Greek Prime Minister Kyriakos Mitsotakis reshuffled his Cabinet on Friday after the disappointing EU election results last Sunday.
The conservative New Democracy party, which has ruled the country since 2019, came first with 28.3 percent of the vote. But the result missed the target Mitsotakis had set during his pre-election campaign to match the outcome of the previous European election (33 percent). The result was also well below the 40.5 percent his party received in last June’s national election.
“The 41 percent does not exist today,” Mitsotakis said in an interview earlier this week, referring to the support the party received in the national vote. “If some people have seen the world from too high, it’s time to see it from a little lower.”
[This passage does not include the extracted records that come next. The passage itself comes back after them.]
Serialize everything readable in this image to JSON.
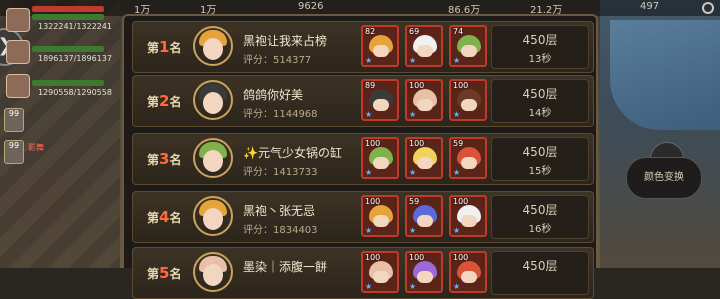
{
  "topbar": {
    "items": [
      "1万",
      "1万",
      "9626",
      "86.6万",
      "21.2万",
      "497"
    ]
  },
  "sidebar": {
    "players": [
      {
        "stats": "1322241/1322241"
      },
      {
        "stats": "1896137/1896137"
      },
      {
        "stats": "1290558/1290558"
      }
    ],
    "chips": [
      {
        "level": "99"
      },
      {
        "level": "99"
      }
    ],
    "tag": "影舞"
  },
  "right_panel": {
    "color_swap_label": "颜色变换"
  },
  "colors": {
    "accent_red": "#ff6a3d",
    "panel_bg": "#1d1a17",
    "row_border": "#5c4b32",
    "hero_border": "#c03a2a",
    "star_blue": "#5fb3ff"
  },
  "leaderboard": {
    "rank_suffix": "名",
    "rows": [
      {
        "rank_prefix": "第",
        "rank": "1",
        "name": "黑袍让我来占榜",
        "score": "评分：514377",
        "floor": "450层",
        "time": "13秒",
        "heroes": [
          {
            "lv": "82",
            "hair": "#e6a33a"
          },
          {
            "lv": "69",
            "hair": "#f0f0f0"
          },
          {
            "lv": "74",
            "hair": "#7fb24a"
          }
        ]
      },
      {
        "rank_prefix": "第",
        "rank": "2",
        "name": "鸽鸽你好美",
        "score": "评分：1144968",
        "floor": "450层",
        "time": "14秒",
        "heroes": [
          {
            "lv": "89",
            "hair": "#3a3a3a"
          },
          {
            "lv": "100",
            "hair": "#e8c0a8"
          },
          {
            "lv": "100",
            "hair": "#6b3a26"
          }
        ]
      },
      {
        "rank_prefix": "第",
        "rank": "3",
        "name": "✨元气少女锅の缸",
        "score": "评分：1413733",
        "floor": "450层",
        "time": "15秒",
        "heroes": [
          {
            "lv": "100",
            "hair": "#7fb24a"
          },
          {
            "lv": "100",
            "hair": "#f0d35a"
          },
          {
            "lv": "59",
            "hair": "#d9533a"
          }
        ]
      },
      {
        "rank_prefix": "第",
        "rank": "4",
        "name": "黑袍丶张无忌",
        "score": "评分：1834403",
        "floor": "450层",
        "time": "16秒",
        "heroes": [
          {
            "lv": "100",
            "hair": "#e6a33a"
          },
          {
            "lv": "59",
            "hair": "#5a6ad8"
          },
          {
            "lv": "100",
            "hair": "#f0f0f0"
          }
        ]
      },
      {
        "rank_prefix": "第",
        "rank": "5",
        "name": "墨染｜添腹一餅",
        "score": "",
        "floor": "450层",
        "time": "",
        "heroes": [
          {
            "lv": "100",
            "hair": "#e8c0a8"
          },
          {
            "lv": "100",
            "hair": "#9a6ad8"
          },
          {
            "lv": "100",
            "hair": "#d9533a"
          }
        ]
      }
    ]
  }
}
Development Minister Kostas Skrekas has been left out of the Cabinet in a change that underlines the government’s attempt to deal with the cost-of-living crisis. Takis Theodorikakos, former citizen protection minister, replaces Skrekas in the development post.
Polls had shown for months that inflation was the top concern among voters.
The foreign and finance ministers were kept in place to show policy continuity.
More New Democracy MPs — rather than technocrats — joined the Cabinet, particularly from northern Greece, where far-right fringe parties performed particularly well in the election.
Interior Minister Niki Kerameus has been moved to the labor portfolio, in a move seen as a downgrade, following a data breach scandal before the European election and the steep fine imposed by the country’s Data Protection Authority.
Migration Minister Dimitris Kairidis was replaced by Nikos Panagiotopoulos, an appointment seen as a move to the right.
Agriculture Minister Lefteris Avgenakis also was left out of the Cabinet, following the farmers’ protests particularly in the Thessaly plain, which was devastated by cataclysmic floods last September. The new minister and deputy minister both come from the Thessaly region.
The Cabinet still has 61 ministers and deputy ministers; women remain underrepresented.
After the election outcome, several government officials put the blame on the fact that the party moved to the center and neglected its right fraction. They blamed particularly same-sex marriage legislation, because they considered that this has disappointed the party’s traditional voters.